It cost the company a few thousand dollars but was way cheaper than
sending to an independent company for translation. That would have been
in the tens of thousands if I recall correctly.
So, that may be a possibility for you.
-----Original Message-----
From: techwr-l-bounces+mschmidt=weathercentral -dot- tv -at- lists -dot- techwr-l -dot- com
[mailto:techwr-l-bounces+mschmidt=weathercentral -dot- tv -at- lists -dot- techwr-l -dot- com]
On Behalf Of Gene Kim-Eng
Sent: Thursday, August 03, 2006 11:26 AM
To: Martinek, Carla; techwr-l -at- lists -dot- techwr-l -dot- com
Subject: Re: Crazy situation: Customer responsible for translation
This is what every company that does not localize does.

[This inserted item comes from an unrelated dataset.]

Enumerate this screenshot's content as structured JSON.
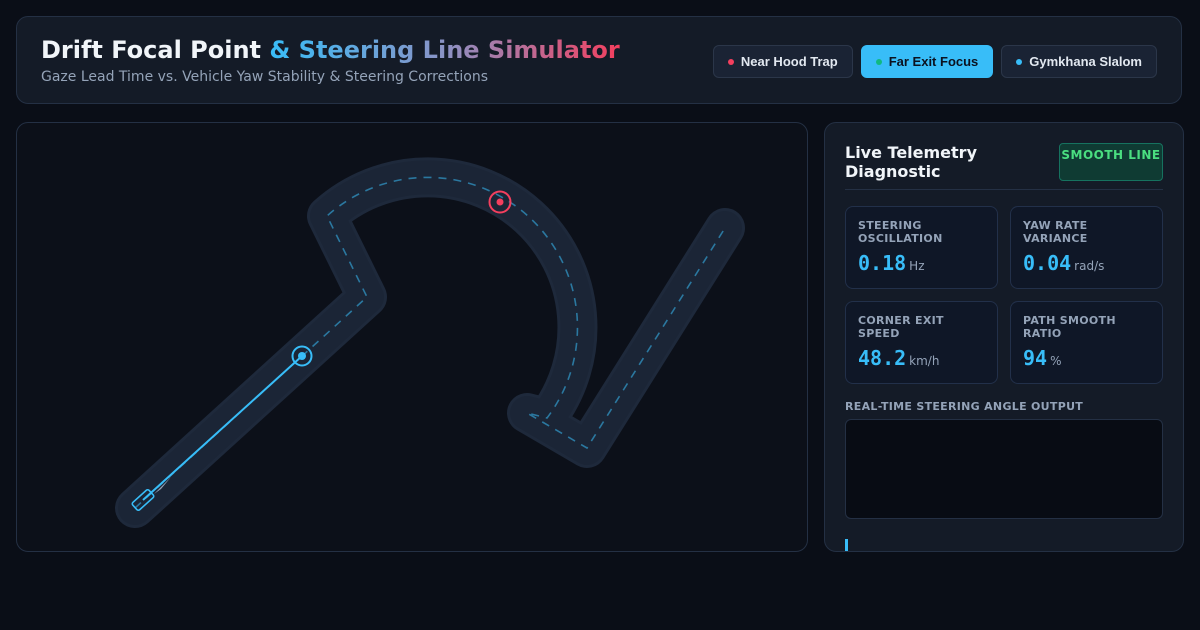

All customers who receive documentation in a language
other than their own translate the contents into their own.
Some hire a translator, others do it internally, but most
do it in their heads as they struggle to figure out what
your foreign (to them) language documents are trying
to tell them. If Trina's company has made a decision
not to do its own tranlations, it has already given up
control of how its product information is ultimately
delivered to every end user who does not natively
read its own language, and if it has decided to even
suggest to a customer that the customer could produce
its own translated documents it has already laid itself
open to all the liability and other possible issues.
Worrying about what file formats to provide (which
was all Trina's question to the list was about) is like
fretting over what color to paint the lifeboats on the
Titanic.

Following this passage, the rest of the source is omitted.